Zoe Buttigieg: Heartbroken mother speaks out about daughters death

THE heartbroken mother of a young girl who was molested and murdered in her own home has spoken about the moment she discovered her daughter’s lifeless body.

It an emotional television withA Current Affair, Janelle Saunders described the horrifying scene two years on from the killing of 11-year-old Zoe Buttigieg.

The mother, from Wangaratta in Victoria, told Channel Nine she is haunted every day by the cruel death. Zoe was sexually assaulted and strangled in the bedroom of her home during a party on October 25, 2016.

“She was very pale, her lips were blue,” Ms Saunders told ACA. “But then the worst was pulling the rest of the doona down and she had no clothes on, and I just remember screaming, ‘Where are her pants? Why doesn’t she have any clothes on?’

“I just thought ‘this can’t be happening’.”

It was the first time Ms Saunders has spoken publicly of the murder of her only child.

She said Zoe’s convicted killer Bowe Maddigan went missing part-way through the night, after the young girl had gone to bed.

“We looked everywhere, we looked outside, we looked out the back, checked all the rooms, every room but hers. And that decision haunts me every day because if I’d opened that door, she’d still be here,” said the devastated mother.

Wanting to set the record straight, Ms Saunders said rumours she hosted a big party that night were false. She added that the rumours sparked vile abuse on social media.
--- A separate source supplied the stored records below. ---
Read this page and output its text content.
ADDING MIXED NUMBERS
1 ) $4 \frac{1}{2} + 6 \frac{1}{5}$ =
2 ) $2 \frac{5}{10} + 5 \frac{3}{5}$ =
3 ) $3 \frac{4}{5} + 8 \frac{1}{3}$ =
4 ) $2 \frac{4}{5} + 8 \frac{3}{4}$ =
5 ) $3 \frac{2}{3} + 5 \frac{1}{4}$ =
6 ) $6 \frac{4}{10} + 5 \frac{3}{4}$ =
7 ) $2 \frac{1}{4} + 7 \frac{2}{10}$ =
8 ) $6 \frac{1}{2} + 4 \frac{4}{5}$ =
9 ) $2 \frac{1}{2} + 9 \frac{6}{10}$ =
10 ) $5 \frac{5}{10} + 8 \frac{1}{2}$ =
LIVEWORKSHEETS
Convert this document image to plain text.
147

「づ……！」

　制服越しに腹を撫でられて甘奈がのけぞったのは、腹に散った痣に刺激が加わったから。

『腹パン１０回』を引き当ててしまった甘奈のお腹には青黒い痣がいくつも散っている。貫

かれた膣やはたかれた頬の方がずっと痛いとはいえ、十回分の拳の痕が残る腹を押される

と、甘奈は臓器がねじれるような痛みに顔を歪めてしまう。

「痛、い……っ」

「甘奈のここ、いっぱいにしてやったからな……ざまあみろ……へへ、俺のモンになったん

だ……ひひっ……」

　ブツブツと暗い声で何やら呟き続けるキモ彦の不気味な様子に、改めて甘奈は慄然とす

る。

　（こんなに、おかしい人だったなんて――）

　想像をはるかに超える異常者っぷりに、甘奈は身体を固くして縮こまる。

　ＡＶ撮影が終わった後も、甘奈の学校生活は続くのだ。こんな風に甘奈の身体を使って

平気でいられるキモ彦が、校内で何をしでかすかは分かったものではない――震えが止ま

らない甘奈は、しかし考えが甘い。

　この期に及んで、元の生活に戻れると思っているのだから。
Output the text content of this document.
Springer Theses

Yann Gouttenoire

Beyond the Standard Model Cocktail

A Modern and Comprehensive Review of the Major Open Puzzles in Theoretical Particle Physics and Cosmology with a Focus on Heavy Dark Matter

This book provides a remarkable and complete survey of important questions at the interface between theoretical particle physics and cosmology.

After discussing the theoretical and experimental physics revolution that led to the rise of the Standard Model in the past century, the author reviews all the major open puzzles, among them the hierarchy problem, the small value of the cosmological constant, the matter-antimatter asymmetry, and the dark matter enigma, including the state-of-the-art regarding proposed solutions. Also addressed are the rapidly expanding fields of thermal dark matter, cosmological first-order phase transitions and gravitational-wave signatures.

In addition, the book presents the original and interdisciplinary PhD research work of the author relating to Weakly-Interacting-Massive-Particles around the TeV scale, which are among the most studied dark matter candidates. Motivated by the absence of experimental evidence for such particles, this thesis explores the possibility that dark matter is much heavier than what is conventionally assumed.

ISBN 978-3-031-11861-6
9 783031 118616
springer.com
She admitted there was a small amount of cannabis consumed but no large amount of alcohol or drugs.

Her comments were broadcast following the release of a video showing Zoe’s killer being questioned by detectives after he was arrested barefoot on the side of a highway in the hours after the discovery of her body.

In the interview, aired by Channel Nine last night, Maddigan told police he “couldn’t pause the button”.

“Monsters do that,” he told police of Zoe’s murder, his hands covering his face throughout the two-hour formal interview.

Maddigan initially denied killing the little girl but later told police: “It was like a bad movie ... I couldn’t stop the button, I couldn’t pause the button, I couldn’t rewind the button. I had to sit through a horror movie,” he said.

He responded to early questions by interviewers with “no comment” before asking, “Did I hurt the little girl?”

Maddigan then went on to say the evidence against him made him feel sick.

The detective conducting the interview asks: “If Zoe’s mother was here with us now, what would you like to say to her?”

Maddigan responded saying: “I’m eternally sorry for what I’ve done and put you through.”

Ms Saunders also told Channel Nine about the effect the killing had on her life.

“It’s something that never goes away … this is something that will be there forever,” she said.

“There’s such a big hole missing from my life, because she’s all I had.”

Maddigan was one of the four visitors to the house the previous evening as a friend of Ms Saunders’ then-partner.

“I watched everything,” he cried in the police interview. “I watched it all. Did I hurt the little girl?

“It makes me feel sick.”

Nine News listed Maddigan’s long criminal history, including multiple convictions and seven court appearances between 2005-2014. The appearances are related to driving and alcohol-related offences and two are for breaching court orders.

In 2002, he faced children’s court for several violent crimes and was sentenced to a youth attendance order and youth supervision order. In 2005, he received a fine for an assault. In 2008, he was given a 12-month community-based order for another assault. A year later, in 2009, he was fined for another attack.

He was sentenced to three-and-a-half years after a brutal robbery in Dandenong, Melbourne, where he bashed a victim unconscious. He was released on parole, which he also breached.

Less than three weeks later, he found himself in Zoe’s bedroom.

During his trial, Maddigan said Zoe looked “like an angel” who he wanted “all to himself”.

He pleaded guilty to the crime and was jailed for life, with a non-parole period of 28 years.